When interpreting our results, several points should be taken into consideration. First, we did not obtain structured information on asthma control, symptoms or medication. Moreover, diagnosis relied on a respiratory specialist evaluation according to Global Initiative for Asthma (GINA) criteria1. Although this clinical information would have been valuable, we do not consider this a major drawback of our study as we primarily set out for feasibility evaluation.
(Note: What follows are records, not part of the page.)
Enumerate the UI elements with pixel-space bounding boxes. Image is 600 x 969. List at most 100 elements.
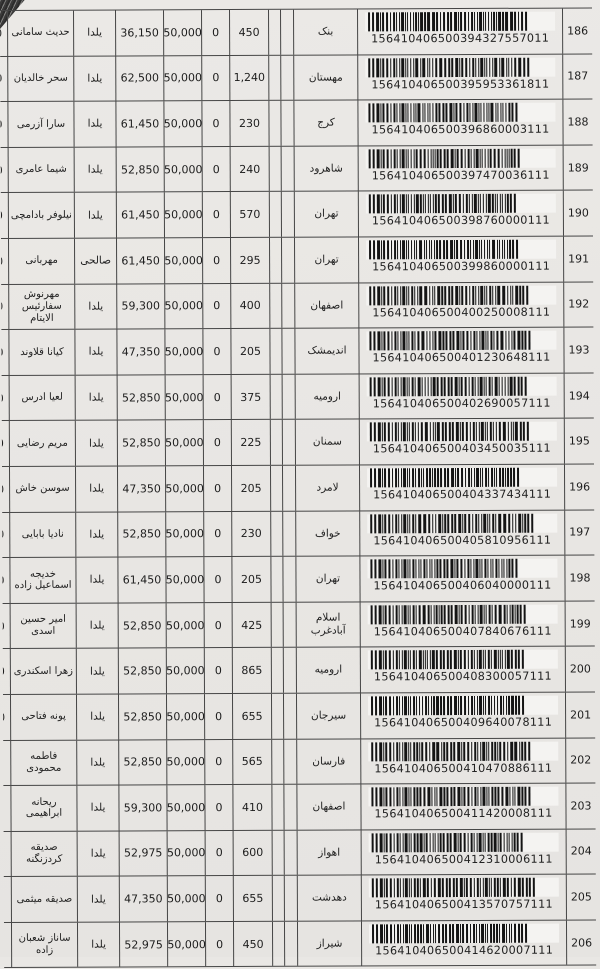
city-cell: دهدشت xyxy=(297,875,362,921)
clipped-left-value: 0 xyxy=(0,118,3,132)
clipped-left-cell xyxy=(3,831,12,877)
barcode-cell: 156410406500399860000111 xyxy=(358,236,565,283)
barcode-cell: 156410406500414620007111 xyxy=(361,920,568,966)
count-value: 655 xyxy=(241,709,263,723)
count-cell: 205 xyxy=(231,465,272,511)
zero-cell: 0 xyxy=(202,237,232,283)
table-row: 0 خدیجه اسماعیل زاده یلدا 61,450 50,000 … xyxy=(2,555,595,604)
amount-cell: 52,850 xyxy=(119,739,168,785)
city-name: دهدشت xyxy=(311,891,347,904)
row-number-cell: 198 xyxy=(565,556,594,601)
amount-value: 52,975 xyxy=(123,846,163,860)
period-label: یلدا xyxy=(90,756,106,769)
table-row: 0 مهربانی صالحی 61,450 50,000 0 295 تهرا… xyxy=(1,236,594,285)
table-row: 0 نیلوفر بادامچی یلدا 61,450 50,000 0 57… xyxy=(0,190,593,239)
barcode-icon xyxy=(367,649,558,670)
zero-value: 0 xyxy=(213,299,221,313)
empty-narrow-cell-1 xyxy=(271,602,284,648)
row-number: 191 xyxy=(568,252,590,266)
row-number: 206 xyxy=(571,936,593,950)
barcode-icon xyxy=(368,695,559,716)
clipped-left-cell: 0 xyxy=(0,10,9,56)
empty-narrow-cell-2 xyxy=(281,146,295,192)
amount-value: 59,300 xyxy=(123,801,163,815)
zero-cell: 0 xyxy=(203,465,233,511)
period-label: یلدا xyxy=(91,938,107,951)
city-cell: خواف xyxy=(296,510,361,556)
base-amount-value: 50,000 xyxy=(167,937,206,951)
clipped-left-cell: 0 xyxy=(0,102,9,147)
base-amount-value: 50,000 xyxy=(166,709,205,724)
base-amount-value: 50,000 xyxy=(167,801,206,815)
base-amount-value: 50,000 xyxy=(164,208,203,222)
base-amount-cell: 50,000 xyxy=(167,739,206,785)
amount-value: 52,975 xyxy=(124,938,163,952)
barcode-cell: 156410406500409640078111 xyxy=(360,692,567,738)
base-amount-cell: 50,000 xyxy=(164,55,203,101)
period-label: یلدا xyxy=(90,801,106,815)
city-cell: اهواز xyxy=(297,830,362,876)
city-cell: اصفهان xyxy=(297,784,362,830)
period-label: صالحی xyxy=(80,254,112,267)
empty-narrow-cell-1 xyxy=(269,192,282,237)
base-amount-cell: 50,000 xyxy=(165,420,204,466)
barcode-icon xyxy=(366,285,557,306)
clipped-left-cell xyxy=(3,740,12,786)
row-number-cell: 195 xyxy=(565,419,594,464)
empty-narrow-cell-1 xyxy=(270,465,284,511)
barcode-cell: 156410406500395953361811 xyxy=(358,54,564,100)
zero-value: 0 xyxy=(213,390,221,404)
clipped-left-cell: 0 xyxy=(1,238,10,284)
amount-cell: 59,300 xyxy=(119,785,168,831)
barcode-number: 156410406500406040000111 xyxy=(373,578,552,593)
city-name: تهران xyxy=(314,207,339,221)
table-row: صدیقه میثمی یلدا 47,350 50,000 0 655 دهد… xyxy=(3,874,596,923)
period-label: یلدا xyxy=(90,847,106,860)
clipped-left-cell: 0 xyxy=(0,147,9,193)
period-label: یلدا xyxy=(89,528,105,541)
count-value: 240 xyxy=(239,162,261,176)
empty-narrow-cell-1 xyxy=(269,146,282,192)
amount-cell: 52,850 xyxy=(118,648,167,694)
zero-value: 0 xyxy=(213,253,221,267)
base-amount-value: 50,000 xyxy=(167,892,206,906)
person-name-cell: مریم رضایی xyxy=(9,421,76,466)
empty-narrow-cell-1 xyxy=(270,283,283,329)
period-label: یلدا xyxy=(90,893,106,906)
amount-value: 61,450 xyxy=(122,573,162,587)
zero-cell: 0 xyxy=(205,921,235,967)
zero-value: 0 xyxy=(214,572,222,587)
count-value: 205 xyxy=(240,481,262,495)
barcode-number: 156410406500395953361811 xyxy=(371,77,550,92)
amount-cell: 52,850 xyxy=(117,420,166,466)
base-amount-value: 50,000 xyxy=(165,436,204,450)
base-amount-cell: 50,000 xyxy=(167,830,206,876)
clipped-left-value: 0 xyxy=(1,437,4,451)
barcode-icon xyxy=(366,330,557,351)
base-amount-value: 50,000 xyxy=(166,527,205,541)
barcode-number: 156410406500414620007111 xyxy=(375,943,554,958)
row-number-cell: 200 xyxy=(566,647,595,692)
table-row: 0 سحر خالدیان یلدا 62,500 50,000 0 1,240… xyxy=(0,54,593,103)
barcode-icon xyxy=(365,11,556,32)
clipped-left-cell: 0 xyxy=(2,694,12,740)
row-number-cell: 187 xyxy=(563,54,592,99)
person-name: مریم رضایی xyxy=(16,437,68,449)
count-value: 400 xyxy=(239,299,261,313)
count-cell: 425 xyxy=(232,602,272,648)
row-number: 194 xyxy=(568,389,590,403)
barcode-number: 156410406500404337434111 xyxy=(373,487,552,502)
zero-cell: 0 xyxy=(202,101,231,146)
clipped-left-value: 0 xyxy=(2,528,5,542)
person-name: سارا آزرمی xyxy=(16,118,66,130)
table-row: 0 سوسن خاش یلدا 47,350 50,000 0 205 لامر… xyxy=(1,464,595,513)
period-label: یلدا xyxy=(87,163,103,176)
base-amount-cell: 50,000 xyxy=(166,648,205,694)
count-cell: 225 xyxy=(231,420,271,465)
amount-value: 52,850 xyxy=(121,390,161,405)
zero-cell: 0 xyxy=(203,329,232,374)
period-cell: یلدا xyxy=(77,922,121,968)
period-cell: یلدا xyxy=(75,420,118,466)
count-cell: 410 xyxy=(233,784,273,830)
barcode-icon xyxy=(368,877,559,898)
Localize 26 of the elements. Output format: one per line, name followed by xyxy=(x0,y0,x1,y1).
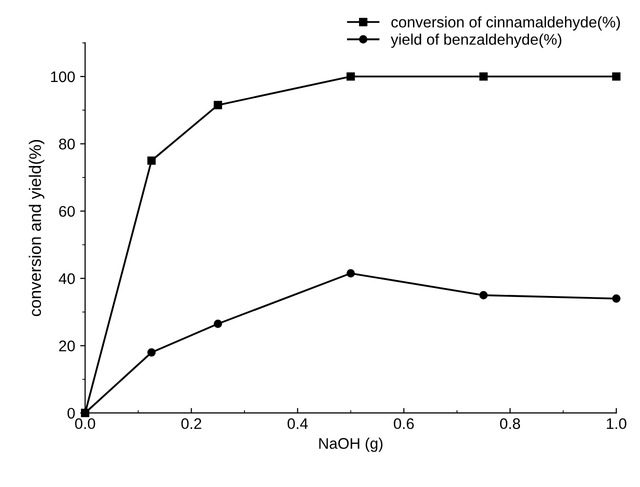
point xyxy=(479,291,488,300)
y-tick-label: 20 xyxy=(59,340,75,352)
point xyxy=(612,294,620,303)
x-tick-label: 0.0 xyxy=(75,418,96,430)
y-tick-label: 100 xyxy=(51,71,75,82)
point xyxy=(612,72,620,81)
x-tick-label: 0.6 xyxy=(394,418,414,430)
point xyxy=(147,348,156,357)
x-tick-label: 1.0 xyxy=(606,418,626,430)
x-tick-label: 0.4 xyxy=(288,418,308,430)
x-tick-label: 0.8 xyxy=(500,418,520,430)
point xyxy=(214,320,222,328)
y-axis-title: conversion and yield(%) xyxy=(28,140,44,316)
x-axis-title: NaOH (g) xyxy=(319,438,382,452)
legend-label: conversion of cinnamaldehyde(%) xyxy=(391,16,620,31)
y-tick-label: 0 xyxy=(68,408,75,419)
legend-label: yield of benzaldehyde(%) xyxy=(390,34,562,48)
x-tick-label: 0.2 xyxy=(181,418,202,430)
point xyxy=(214,100,222,110)
point xyxy=(346,269,355,278)
point xyxy=(147,156,156,165)
y-tick-label: 40 xyxy=(58,273,75,284)
point xyxy=(479,72,488,81)
y-tick-label: 80 xyxy=(59,138,75,150)
point xyxy=(346,72,355,81)
y-tick-label: 60 xyxy=(59,206,75,217)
The same holds for biomarkers such as laboratory parameters or FeNO. The latter did not show differences between asthmatic children and controls whereas LCI was significantly elevated25. Second, our cross-sectional design does not allow to provide estimates of the minimal clinical important difference for SF6-MBW. Due to the high intra-test repeatability, it should be possible to detect small longitudinal changes while further research is required. Nevertheless, our findings contribute to closing another knowledge gap in adult MBW testing. Personalized medicine cannot be reduced to a single biomarker or functional test. Assessment of ventilation heterogeneity using MBW may be one brick in the wall for improving phenotyping of asthmatic patients that warrants further investigation. Third, reference values were derived from the revised 1993 version of European Community for Steel and Coal (ECSC) equations38. This was mainly as the current Global Lung Function Initiative (GLI) reference values are restricted to spirometry. Requiring separate reference calculations for whole-body plethysmography, we aimed to avoid any mixing of the two statistically differing concepts.

Conclusions

SF6-MBW measurements are feasible in adult patients with bronchial asthma. Indices of global (LCI) and local ventilation heterogeneity (Sacin, Scond) both are elevated as compared to non-asthmatic controls. Differences persist in asthmatic patients without obstruction in spirometry. MBW parameters therefore may contain additional information that can be used to identify asthmatic patients with abnormal ventilation missed by current tests. For LCI as the most important MBW outcome measure, using an earlier stopping point does not affect diagnostic performance while considerably reducing the duration of the wash-out procedure. Reproducibility was high for both LCI stopping points. Sacin and Scond both showed larger variability.